Belinda Huang ’17/ Emertainment Monthly Books Editor

The audience was laughing and spirits were high as Felicia Day talked about her upcoming memoir, You’re Never Weird On the Internet (Almost), growing up weird, and the trials of being an actor at today’s Book Con panel. Felicia Day is most well known for her acting on shows like Supernatural, Buffy the Vampire Slayer, Eureka, and in Joss Whedon’s online musical, Dr. Horrible’s Sing Along Blog. She is also the founder of Geek and Sundry, as well as being the creator of the web series The Guild. Day’s panel was moderated by Jill Pantozzi, Editor in Chief of The Mary Sue, an online magazine covering the intersection of pop culture and feminism.

Pantozzi and Day spoke easily about the book and their personal lives, leading to many audience laughs. The panel kicked off with a few rapid fire questions for Felicia Day, including her opinion on Jon Stewart leaving The Daily Show (sad), undercuts (regrettable), and Day’s excitement about season two of Agent Carter.

"You're Never Weird On the Internet (Almost)" Cover. Source: Touchstone
“You’re Never Weird On the Internet (Almost)” Cover. Source: Touchstone

As discussion turned towards the book, Day mentioned her upbringing as imbuing her with a sense of her own weirdness and differences, saying that her mother raised her to have “geisha” skills — ballet, violin, math, acting — and her trying to make a career out of them, having been home schooled and then attending college at fifteen.

Pantozzi also asked about the darker side of the book, in which Felicia talked about her struggle with depression and anxiety, especially in relation to acting, which lead to her becoming a warlock on World of Warcraft and playing for nine hours a day. When Pantozzi asked why she included these sections, Day said she wanted to make sure people could have discussions about these topics.

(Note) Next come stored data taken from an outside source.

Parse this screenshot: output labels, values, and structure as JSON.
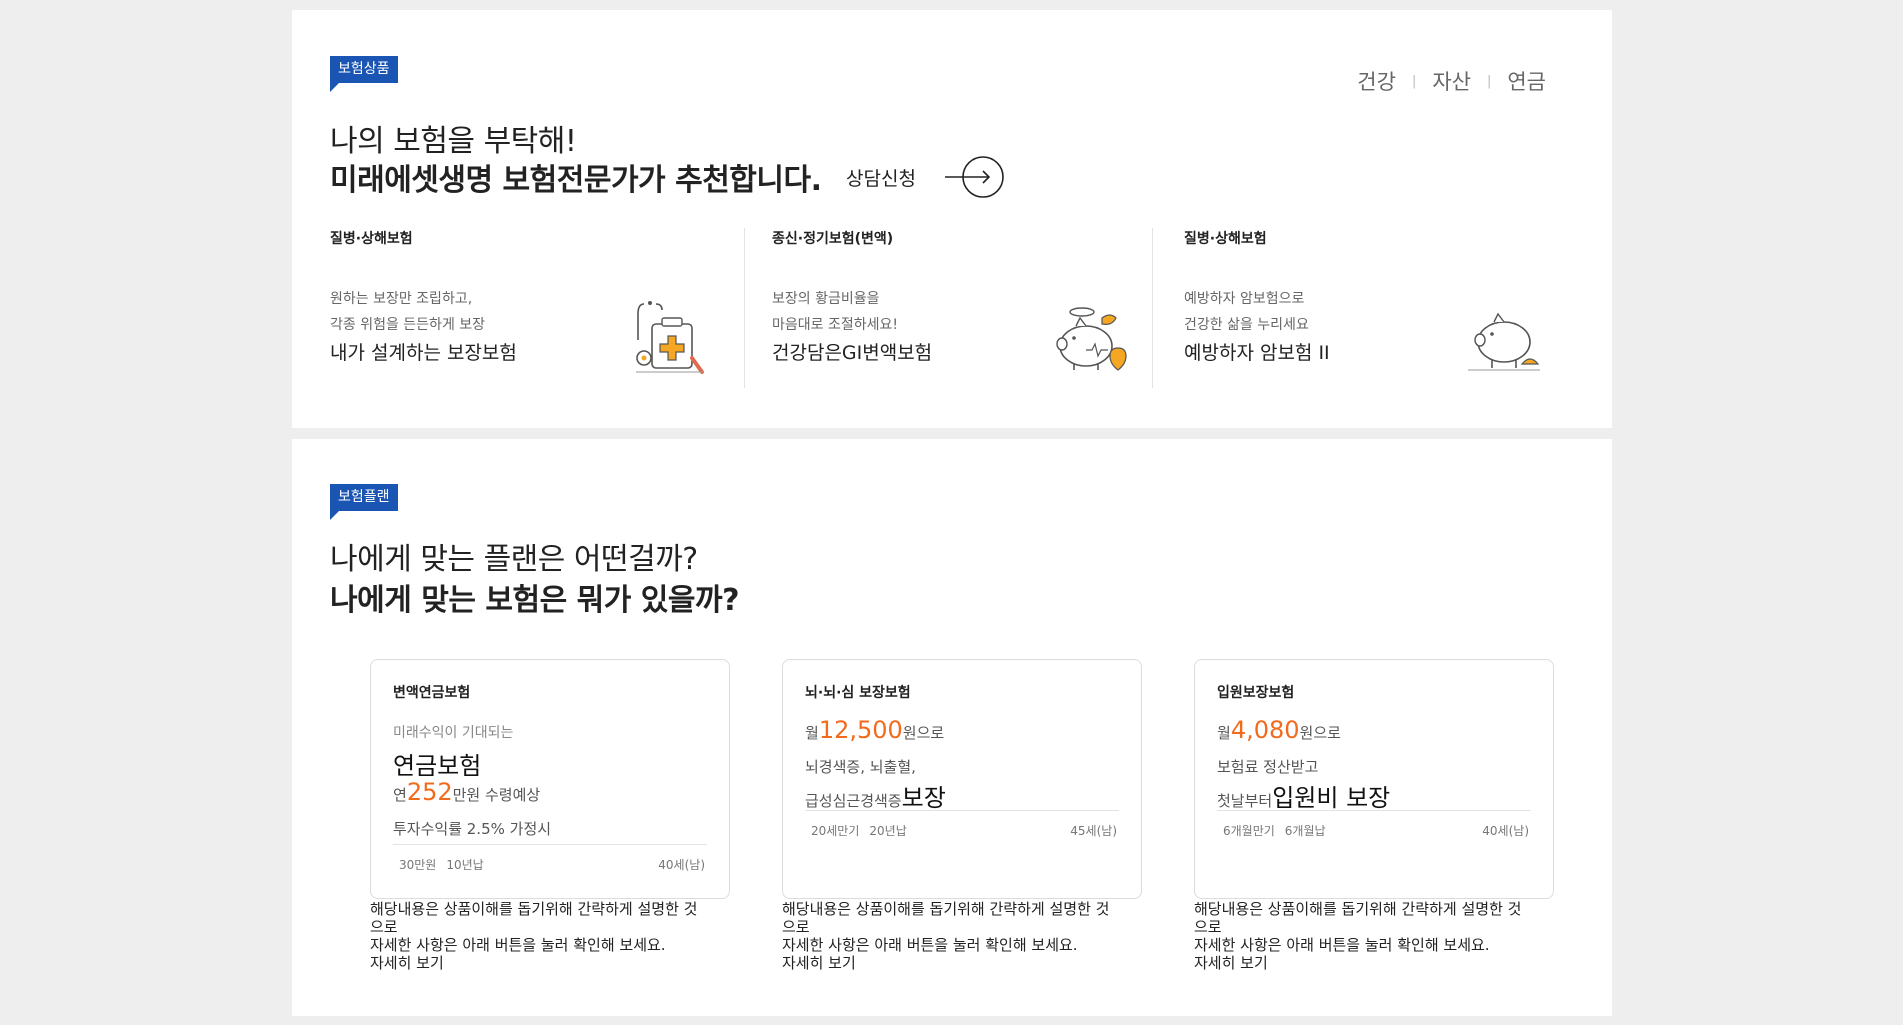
{
  "products_section": {
    "tag": "보험상품",
    "headline_light": "나의 보험을 부탁해!",
    "headline_bold": "미래에셋생명 보험전문가가 추천합니다.",
    "consult_label": "상담신청",
    "tabs": [
      "건강",
      "자산",
      "연금"
    ],
    "products": [
      {
        "category": "질병·상해보험",
        "desc1": "원하는 보장만 조립하고,",
        "desc2": "각종 위험을 든든하게 보장",
        "name": "내가 설계하는 보장보험"
      },
      {
        "category": "종신·정기보험(변액)",
        "desc1": "보장의 황금비율을",
        "desc2": "마음대로 조절하세요!",
        "name": "건강담은GI변액보험"
      },
      {
        "category": "질병·상해보험",
        "desc1": "예방하자 암보험으로",
        "desc2": "건강한 삶을 누리세요",
        "name": "예방하자 암보험 II"
      }
    ]
  },
  "plans_section": {
    "tag": "보험플랜",
    "headline_light": "나에게 맞는 플랜은 어떤걸까?",
    "headline_bold": "나에게 맞는 보험은 뭐가 있을까?",
    "plans": [
      {
        "title": "변액연금보험",
        "sub": "미래수익이 기대되는",
        "big": "연금보험",
        "amount_prefix": "연",
        "amount": "252",
        "amount_suffix": "만원 수령예상",
        "assume": "투자수익률 2.5% 가정시",
        "meta1": "30만원",
        "meta2": "10년납",
        "meta_right": "40세(남)"
      },
      {
        "title": "뇌·뇌·심 보장보험",
        "amount_prefix": "월",
        "amount": "12,500",
        "amount_suffix": "원으로",
        "line2": "뇌경색증, 뇌출혈,",
        "line3_small": "급성심근경색증",
        "line3_big": "보장",
        "meta1": "20세만기",
        "meta2": "20년납",
        "meta_right": "45세(남)"
      },
      {
        "title": "입원보장보험",
        "amount_prefix": "월",
        "amount": "4,080",
        "amount_suffix": "원으로",
        "line2": "보험료 정산받고",
        "line3_small": "첫날부터",
        "line3_big": "입원비 보장",
        "meta1": "6개월만기",
        "meta2": "6개월납",
        "meta_right": "40세(남)"
      }
    ],
    "note_line1": "해당내용은 상품이해를 돕기위해 간략하게 설명한 것으로",
    "note_line2": "자세한 사항은 아래 버튼을 눌러 확인해 보세요.",
    "more_label": "자세히 보기"
  },
  "colors": {
    "tag_blue": "#1a55b4",
    "accent_orange": "#f26b1d",
    "illustration_orange": "#f5a623"
  },
  "icons": [
    "arrow-right-circle-icon",
    "medical-kit-icon",
    "piggy-bank-heart-icon",
    "piggy-bank-icon"
  ]
}
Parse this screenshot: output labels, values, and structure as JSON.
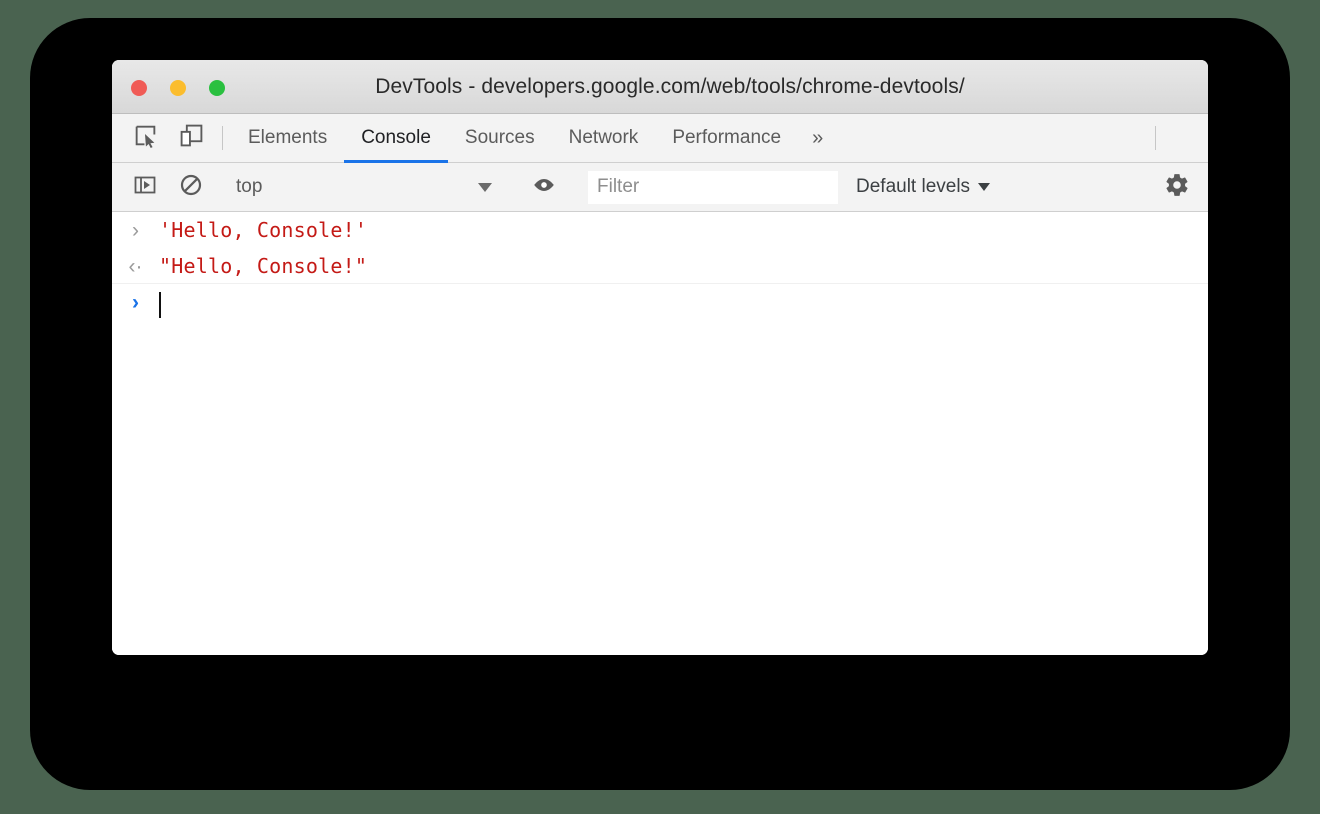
{
  "window": {
    "title": "DevTools - developers.google.com/web/tools/chrome-devtools/",
    "traffic_lights": {
      "close_color": "#f05b56",
      "minimize_color": "#fbbd2e",
      "maximize_color": "#2ac040"
    }
  },
  "theme": {
    "accent": "#1a73e8",
    "toolbar_bg": "#f3f3f3",
    "page_bg": "#4a6350",
    "string_red": "#c41a16"
  },
  "tabbar": {
    "inspect_icon": "inspect-element-icon",
    "device_icon": "device-toolbar-icon",
    "tabs": [
      {
        "label": "Elements",
        "active": false
      },
      {
        "label": "Console",
        "active": true
      },
      {
        "label": "Sources",
        "active": false
      },
      {
        "label": "Network",
        "active": false
      },
      {
        "label": "Performance",
        "active": false
      }
    ],
    "more_tabs_label": "»",
    "menu_icon": "kebab-menu-icon"
  },
  "console_toolbar": {
    "sidebar_icon": "show-console-sidebar-icon",
    "clear_icon": "clear-console-icon",
    "context": {
      "value": "top",
      "caret": "chevron-down-icon"
    },
    "eye_icon": "create-live-expression-icon",
    "filter": {
      "value": "",
      "placeholder": "Filter"
    },
    "levels": {
      "label": "Default levels",
      "caret": "chevron-down-icon"
    },
    "settings_icon": "settings-gear-icon"
  },
  "console": {
    "rows": [
      {
        "gutter": "›",
        "gutter_kind": "input-caret",
        "text": "'Hello, Console!'"
      },
      {
        "gutter": "‹·",
        "gutter_kind": "output-caret",
        "text": "\"Hello, Console!\""
      }
    ],
    "prompt": {
      "gutter": "›",
      "text": ""
    }
  }
}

She said that her favorite part of fan interactions was when people said that her work had changed something in their lives or prompted them to create their own work — writing about her own depression, therefore, was part of opening that space for other people to talk about their issues.

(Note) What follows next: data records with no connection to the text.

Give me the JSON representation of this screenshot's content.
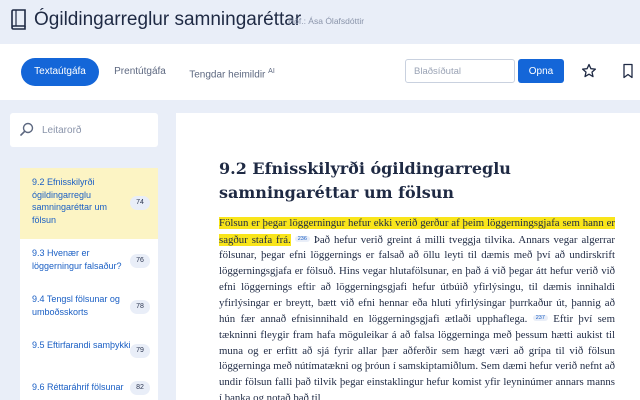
{
  "header": {
    "title": "Ógildingarreglur samningaréttar",
    "author": "Höf.: Ása Ólafsdóttir"
  },
  "toolbar": {
    "tabs": [
      {
        "label": "Textaútgáfa",
        "active": true
      },
      {
        "label": "Prentútgáfa",
        "active": false
      },
      {
        "label": "Tengdar heimildir",
        "badge": "AI",
        "active": false
      }
    ],
    "page_input_placeholder": "Blaðsíðutal",
    "open_label": "Opna",
    "icons": [
      "star-icon",
      "bookmark-icon"
    ]
  },
  "sidebar": {
    "search_placeholder": "Leitarorð",
    "toc": [
      {
        "label": "9.2 Efnisskilyrði ógildingarreglu samningaréttar um fölsun",
        "page": "74",
        "active": true
      },
      {
        "label": "9.3 Hvenær er löggerningur falsaður?",
        "page": "76",
        "active": false
      },
      {
        "label": "9.4 Tengsl fölsunar og umboðsskorts",
        "page": "78",
        "active": false
      },
      {
        "label": "9.5 Eftirfarandi samþykki",
        "page": "79",
        "active": false
      },
      {
        "label": "9.6 Réttaráhrif fölsunar",
        "page": "82",
        "active": false
      }
    ]
  },
  "content": {
    "title": "9.2 Efnisskilyrði ógildingarreglu samningaréttar um fölsun",
    "highlighted": "Fölsun er þegar löggerningur hefur ekki verið gerður af þeim löggerningsgjafa sem hann er sagður stafa frá.",
    "fn1": "236",
    "text1": "Það hefur verið greint á milli tveggja tilvika. Annars vegar algerrar fölsunar, þegar efni löggernings er falsað að öllu leyti til dæmis með því að undirskrift löggerningsgjafa er fölsuð. Hins vegar hlutafölsunar, en það á við þegar átt hefur verið við efni löggernings eftir að löggerningsgjafi hefur útbúið yfirlýsingu, til dæmis innihaldi yfirlýsingar er breytt, bætt við efni hennar eða hluti yfirlýsingar þurrkaður út, þannig að hún fær annað efnisinnihald en löggerningsgjafi ætlaði upphaflega.",
    "fn2": "237",
    "text2": "Eftir því sem tækninni fleygir fram hafa möguleikar á að falsa löggerninga með þessum hætti aukist til muna og er erfitt að sjá fyrir allar þær aðferðir sem hægt væri að grípa til við fölsun löggerninga með nútímatækni og þróun í samskiptamiðlum. Sem dæmi hefur verið nefnt að undir fölsun falli það tilvik þegar einstaklingur hefur komist yfir leyninúmer annars manns í banka og notað það til"
  }
}
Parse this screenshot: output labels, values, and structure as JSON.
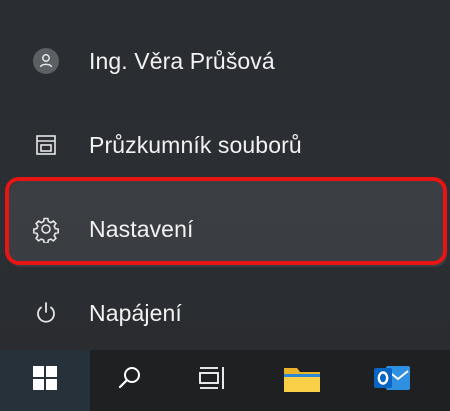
{
  "start_menu": {
    "items": [
      {
        "label": "Ing. Věra Průšová",
        "icon": "user-avatar-icon"
      },
      {
        "label": "Průzkumník souborů",
        "icon": "file-explorer-icon"
      },
      {
        "label": "Nastavení",
        "icon": "gear-icon"
      },
      {
        "label": "Napájení",
        "icon": "power-icon"
      }
    ],
    "highlighted_item": "Nastavení",
    "highlight_color": "#e81515"
  },
  "taskbar": {
    "buttons": [
      {
        "icon": "windows-start-icon"
      },
      {
        "icon": "search-icon"
      },
      {
        "icon": "task-view-icon"
      },
      {
        "icon": "folder-icon"
      },
      {
        "icon": "outlook-icon"
      }
    ]
  }
}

The conversation then turned to her work behind the scenes of media, especially the six years she spent on The Guild. Day described the film making process as the most collaborative work she’s done, saying that she “wouldn’t trade it for anything.” Her love of new media and technology is rooted in finding community, she said. Growing up weird in Missouri, the internet was a way to express herself instead of trying to be the same as everyone else. Day emphasized the importance of embracing personal differences as strengths, and staying true to one’s character instead of trying to be like everyone else.

The audience’s questions were mainly about her success playing Charlie Bradbury on Supernatural, which she was happy to credit to the writing of Robbie Thompson. When asked what she was working on, Felicia mentioned something she was writing, although she hadn’t decided whether it would be for web or TV. After one last hilarious anecdote involving a hot priest in Rome and her phone case, the panel was over, leaving the audience laughing out the door.

 

You’re Never Weird On the Internet (Almost) will be released by Touchstone on August 11th, 2015.